Trace File Analyzer (TFA) Collector simplifies diagnostic data collection on Oracle Grid Infrastructure and Oracle Real Application Clusters systems.

TFA behaves in a similar manner to the ion utility packaged with Oracle Clusterware. Both tools collect and package diagnostic data. However, TFA is much more powerful than ion, because TFA centralizes and automates the collection of diagnostic information.

TFA provides the following key benefits and options:

  • Encapsulation of diagnostic data collection for all Oracle Grid Infrastructure and Oracle RAC components on all cluster nodes into a single command, which you run from a single node

  • Option to "trim" diagnostic files during data collection to reduce data upload size

  • Options to isolate diagnostic data collection to a given time period, and to a particular product component, such as Oracle ASM, RDBMS, or Oracle Clusterware

  • Centralization of collected diagnostic output to a single node in Oracle Database Appliance, if desired

  • On-Demand Scans of all log and trace files for conditions indicating a problem

  • Real-Time Scan Alert Logs for conditions indicating a problem (for example, Database Alert Logs, Oracle ASM Alert Logs, and Oracle Clusterware Alert Logs)
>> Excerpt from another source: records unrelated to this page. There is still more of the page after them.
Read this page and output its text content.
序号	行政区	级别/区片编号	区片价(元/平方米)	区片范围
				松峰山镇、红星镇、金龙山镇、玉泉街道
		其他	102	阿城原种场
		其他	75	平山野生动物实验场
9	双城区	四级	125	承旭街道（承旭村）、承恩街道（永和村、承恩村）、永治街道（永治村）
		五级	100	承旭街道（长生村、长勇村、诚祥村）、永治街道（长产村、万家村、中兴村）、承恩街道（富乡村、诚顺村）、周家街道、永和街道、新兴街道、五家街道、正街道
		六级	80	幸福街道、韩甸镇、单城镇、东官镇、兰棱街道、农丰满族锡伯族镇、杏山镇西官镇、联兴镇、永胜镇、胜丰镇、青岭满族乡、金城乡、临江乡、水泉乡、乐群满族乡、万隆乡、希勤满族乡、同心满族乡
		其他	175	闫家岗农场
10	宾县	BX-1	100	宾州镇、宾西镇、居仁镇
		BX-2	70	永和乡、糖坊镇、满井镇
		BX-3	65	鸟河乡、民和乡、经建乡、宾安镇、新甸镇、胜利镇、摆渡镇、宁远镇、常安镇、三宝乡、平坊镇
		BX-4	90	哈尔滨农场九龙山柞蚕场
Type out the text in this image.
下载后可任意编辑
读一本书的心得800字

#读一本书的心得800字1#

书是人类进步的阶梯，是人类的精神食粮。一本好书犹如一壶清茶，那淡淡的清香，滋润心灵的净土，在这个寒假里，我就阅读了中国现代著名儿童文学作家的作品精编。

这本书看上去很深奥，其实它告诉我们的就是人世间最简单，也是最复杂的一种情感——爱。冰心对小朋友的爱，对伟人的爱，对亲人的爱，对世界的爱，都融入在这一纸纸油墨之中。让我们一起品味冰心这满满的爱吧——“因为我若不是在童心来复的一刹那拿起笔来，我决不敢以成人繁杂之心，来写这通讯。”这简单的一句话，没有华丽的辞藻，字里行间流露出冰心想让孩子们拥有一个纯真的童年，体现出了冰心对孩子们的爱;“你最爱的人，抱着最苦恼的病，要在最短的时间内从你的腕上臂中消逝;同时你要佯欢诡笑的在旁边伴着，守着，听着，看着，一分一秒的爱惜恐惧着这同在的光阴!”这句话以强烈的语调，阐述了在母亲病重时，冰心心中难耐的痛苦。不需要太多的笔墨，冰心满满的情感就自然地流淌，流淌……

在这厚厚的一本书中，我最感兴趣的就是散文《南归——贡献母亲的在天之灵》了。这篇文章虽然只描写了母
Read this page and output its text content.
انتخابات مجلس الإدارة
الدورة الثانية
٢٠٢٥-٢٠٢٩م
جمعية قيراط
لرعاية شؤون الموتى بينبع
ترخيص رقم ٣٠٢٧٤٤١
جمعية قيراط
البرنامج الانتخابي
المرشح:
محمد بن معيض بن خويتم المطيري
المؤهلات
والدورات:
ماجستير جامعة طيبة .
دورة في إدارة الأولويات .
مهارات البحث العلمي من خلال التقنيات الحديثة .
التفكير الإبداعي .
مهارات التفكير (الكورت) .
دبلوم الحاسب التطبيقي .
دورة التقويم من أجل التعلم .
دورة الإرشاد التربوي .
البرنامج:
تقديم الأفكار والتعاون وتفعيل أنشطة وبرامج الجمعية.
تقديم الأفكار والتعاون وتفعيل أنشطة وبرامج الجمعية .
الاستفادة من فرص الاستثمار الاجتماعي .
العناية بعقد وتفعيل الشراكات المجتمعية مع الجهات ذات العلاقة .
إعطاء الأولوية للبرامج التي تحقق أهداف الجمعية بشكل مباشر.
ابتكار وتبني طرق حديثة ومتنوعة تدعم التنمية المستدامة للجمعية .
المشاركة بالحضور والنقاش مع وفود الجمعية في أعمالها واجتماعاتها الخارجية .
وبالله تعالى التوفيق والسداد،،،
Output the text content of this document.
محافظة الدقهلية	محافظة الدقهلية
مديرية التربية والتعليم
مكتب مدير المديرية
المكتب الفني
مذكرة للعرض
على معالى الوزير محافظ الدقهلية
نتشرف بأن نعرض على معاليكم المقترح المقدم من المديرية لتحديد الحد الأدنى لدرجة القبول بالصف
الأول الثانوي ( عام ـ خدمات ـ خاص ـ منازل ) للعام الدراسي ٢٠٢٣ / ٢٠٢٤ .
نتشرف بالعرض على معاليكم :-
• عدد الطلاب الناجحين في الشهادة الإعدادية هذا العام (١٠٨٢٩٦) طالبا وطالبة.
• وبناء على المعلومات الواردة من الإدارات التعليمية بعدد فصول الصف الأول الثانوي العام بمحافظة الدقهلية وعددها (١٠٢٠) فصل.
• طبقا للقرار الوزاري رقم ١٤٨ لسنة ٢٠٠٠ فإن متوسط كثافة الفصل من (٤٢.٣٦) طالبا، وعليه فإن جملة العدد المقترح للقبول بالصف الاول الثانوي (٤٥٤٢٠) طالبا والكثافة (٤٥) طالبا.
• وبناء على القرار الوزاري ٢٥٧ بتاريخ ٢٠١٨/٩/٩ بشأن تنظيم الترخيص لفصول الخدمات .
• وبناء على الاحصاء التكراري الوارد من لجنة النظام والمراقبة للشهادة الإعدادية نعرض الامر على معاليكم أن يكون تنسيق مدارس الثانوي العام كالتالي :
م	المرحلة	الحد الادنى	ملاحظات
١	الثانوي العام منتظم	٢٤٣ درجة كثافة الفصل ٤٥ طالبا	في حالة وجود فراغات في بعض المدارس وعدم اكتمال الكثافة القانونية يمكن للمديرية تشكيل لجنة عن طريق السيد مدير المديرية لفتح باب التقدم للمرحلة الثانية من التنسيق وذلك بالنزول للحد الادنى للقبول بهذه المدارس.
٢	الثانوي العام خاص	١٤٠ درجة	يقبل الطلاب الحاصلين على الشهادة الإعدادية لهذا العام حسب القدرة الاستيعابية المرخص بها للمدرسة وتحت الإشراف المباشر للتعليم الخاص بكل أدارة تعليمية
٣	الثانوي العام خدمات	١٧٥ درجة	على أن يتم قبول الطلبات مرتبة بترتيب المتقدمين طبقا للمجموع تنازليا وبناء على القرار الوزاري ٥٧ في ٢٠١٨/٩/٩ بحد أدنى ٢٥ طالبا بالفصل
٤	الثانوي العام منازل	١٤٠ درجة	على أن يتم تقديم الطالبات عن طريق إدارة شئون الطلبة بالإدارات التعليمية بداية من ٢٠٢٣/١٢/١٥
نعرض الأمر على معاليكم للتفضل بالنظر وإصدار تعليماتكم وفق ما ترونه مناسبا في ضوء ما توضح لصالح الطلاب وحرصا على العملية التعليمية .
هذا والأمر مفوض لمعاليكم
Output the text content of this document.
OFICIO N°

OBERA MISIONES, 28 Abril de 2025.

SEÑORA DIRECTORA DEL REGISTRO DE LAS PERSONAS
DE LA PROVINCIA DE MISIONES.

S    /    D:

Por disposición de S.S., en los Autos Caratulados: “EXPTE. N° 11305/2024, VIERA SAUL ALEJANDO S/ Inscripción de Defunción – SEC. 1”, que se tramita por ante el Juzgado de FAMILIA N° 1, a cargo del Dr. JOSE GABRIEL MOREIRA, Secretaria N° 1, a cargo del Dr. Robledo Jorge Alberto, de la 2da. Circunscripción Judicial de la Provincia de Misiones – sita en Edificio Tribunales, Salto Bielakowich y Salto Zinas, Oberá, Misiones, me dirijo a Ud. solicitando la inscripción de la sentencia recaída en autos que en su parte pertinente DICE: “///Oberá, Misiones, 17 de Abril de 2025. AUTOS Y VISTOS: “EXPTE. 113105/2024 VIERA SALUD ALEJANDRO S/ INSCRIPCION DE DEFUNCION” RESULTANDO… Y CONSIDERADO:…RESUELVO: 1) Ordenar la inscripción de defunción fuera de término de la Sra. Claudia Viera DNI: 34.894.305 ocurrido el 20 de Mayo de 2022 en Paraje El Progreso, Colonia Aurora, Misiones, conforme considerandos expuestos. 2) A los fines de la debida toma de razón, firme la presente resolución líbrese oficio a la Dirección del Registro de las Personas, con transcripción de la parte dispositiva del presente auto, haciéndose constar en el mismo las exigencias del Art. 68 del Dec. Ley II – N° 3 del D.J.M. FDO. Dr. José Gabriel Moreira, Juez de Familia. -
Refer to My Oracle Support note 1513912.1 "TFA Collector - Tool for Enhanced Diagnostic Gathering" for more information. https://support.oracle.com/CSP/main/article?cmd=show&amp;amp;type=NOT&amp;amp;id=1513912.1

Oracle Database Appliance Hardware Monitoring Tool

The Oracle Database Appliance Hardware Monitoring Tool displays the status of different hardware components in Oracle Database Appliance server nodes.

The tool is implemented with the Trace File Analyzer collector. Use the tool both on bare-metal and on virtualized systems.

You can see the list of monitored components by running the command oakcli show -h

To see information about specific components, use the command syntax oakcli show component, where component is the hardware component that you want to query. For example, the command oakcli show power shows information specifically about the Oracle Database Appliance power supply:

oakcli show power

NAME            HEALTH HEALTH DETAILS PART_NO. SERIAL_NO.          LOCATION 
INPUT POWER OUTPUT POWER INLET TEMP      EXHAUST TEMP

Power Supply_0  OK     -              7047410   476856F+1242CE0020 PS0    
Present     88 watts     31.250 degree C 34.188 degree C
Power Supply_1  OK     -              7047410   476856F+1242CE004J PS1     
Present     66 watts     31.250 degree C 34.188 degree C

Note:

Oracle Database Appliance Server Hardware Monitoring Tool is enabled during initial startup of ODA_BASE on Oracle Database Appliance Virtualized Platform. When it starts, the tool collects base statistics for about 5 minutes. During this time, the tool displays the message "Gathering Statistics…" message.

The Oracle Database Appliance Hardware Monitoring Tool reports information only for the node on which you run the command. The information it displays in the output depend on the component that you select to review.